An Awareness of Delayed irAEs After Anti-PD1 Therapy is Needed
Immune checkpoint inhibitors (ICIs) have changed the treatment armamentarium and prognosis for many cancers, including melanoma. However, by interfering with the pathways that regulate the immune system, ICIs also increase the risk of developing immune-related adverse events (irAEs). IrAEs can affect any organ or system, including the skin, gastrointestinal tract, lung, heart, liver, and endocrine system. Without proper management, irAEs can be severe and life-threatening, leading to treatment discontinuation or failure. The frequency and severity of irAEs differ depending on which ICI regimen is used; anti-CTLA4 regimens are associated with a higher incidence of irAEs, whereas anti-PD1 regimens are generally well tolerated, although a minority of patients may experience severe irAEs. Data from clinical trials indicate that most irAEs occur in the first year of treatment, typically within 4–6 months, with new-onset irAEs occurring less frequently after 1 year. However, real-world data suggest that delayed irAEs, occurring ≥1 year after commencing ICIs, may be more frequent and are not captured in trial data.
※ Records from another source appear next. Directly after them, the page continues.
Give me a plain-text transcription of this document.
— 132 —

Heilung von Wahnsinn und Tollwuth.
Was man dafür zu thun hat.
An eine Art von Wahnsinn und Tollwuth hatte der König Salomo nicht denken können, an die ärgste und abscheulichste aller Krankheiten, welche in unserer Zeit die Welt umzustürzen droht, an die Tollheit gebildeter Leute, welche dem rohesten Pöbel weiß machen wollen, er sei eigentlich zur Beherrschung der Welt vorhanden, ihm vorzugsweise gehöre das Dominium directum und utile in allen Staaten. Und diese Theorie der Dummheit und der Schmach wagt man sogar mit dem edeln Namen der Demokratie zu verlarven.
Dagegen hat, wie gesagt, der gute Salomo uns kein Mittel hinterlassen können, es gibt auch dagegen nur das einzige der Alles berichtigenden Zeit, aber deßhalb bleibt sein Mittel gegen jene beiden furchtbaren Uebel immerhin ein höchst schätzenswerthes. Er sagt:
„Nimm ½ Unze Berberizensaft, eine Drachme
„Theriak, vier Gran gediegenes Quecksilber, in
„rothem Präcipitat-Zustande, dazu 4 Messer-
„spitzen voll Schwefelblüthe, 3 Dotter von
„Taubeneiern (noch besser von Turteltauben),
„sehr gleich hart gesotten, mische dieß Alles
In a recently published retrospective study of melanoma patients who had received anti-PD1-based therapy for >12 months, the estimated incidence of delayed irAEs was 5.3%. Authors reported 118 patients with delayed irAEs that were often high grade and different from previous irAEs. Of note, patients receiving anti-PD1 as a later line of therapy appeared to have a higher incidence of delayed irAEs than those receiving front-line therapy. The incidence also appeared higher in patients receiving treatment for metastatic disease rather than as adjuvant therapy, and also in anti-PD1 monotherapy versus combination therapy, although the small patient numbers in the adjuvant and combination therapy groups were highlighted. The median duration of therapy was 18 months, and median onset of delayed irAE was 16 months. Most of the affected patients (74%) were on anti-PD1 therapy at irAE onset; 12% were <3 months and 14% were >3 months from their last dose of anti-PD1 therapy. Although the most common delayed irAEs were colitis, rash, and pneumonitis, with 39% being Grade ≥3, a wide range of organs were affected. Two delayed irAE-related deaths were reported, and both patients were in complete response at the time of death: one patient experienced encephalitis with onset during anti-PD1 therapy; and the other patient had multiple organ irAEs, with onset 11 months after stopping anti- PD1 therapy. Systemic corticosteroid treatment was necessary in 68% of patients with delayed irAEs, and an additional immunosuppressive agent for refractory irAE was required in 23% of these patients. More than half of patients (58%) had also experienced irAEs within 12 months of commencing treatment, which had affected a different organ in most patients.
The authors conclude that delayed irAEs, which can be severe and difficult to manage, occur in a small but relevant subset of patients with melanoma. The study demonstrates that the risk of experiencing delayed irAEs was greatest in patients who continued on anti-PD1 therapy. Therefore, a shorter duration of treatment may reduce this risk and should be taken into account when considering treatment continuation in responding patients. However, the study also shows that patients who stop anti-PD1 therapy remain at risk of delayed irAES. Thus, the authors emphasize the importance of close monitoring and prompt management, as well as an awareness of the risks by both clinicians and patients when making treatment decisions.
Owen CN, et al. Annals of Oncology 2021; March 30. [Online ahead of print].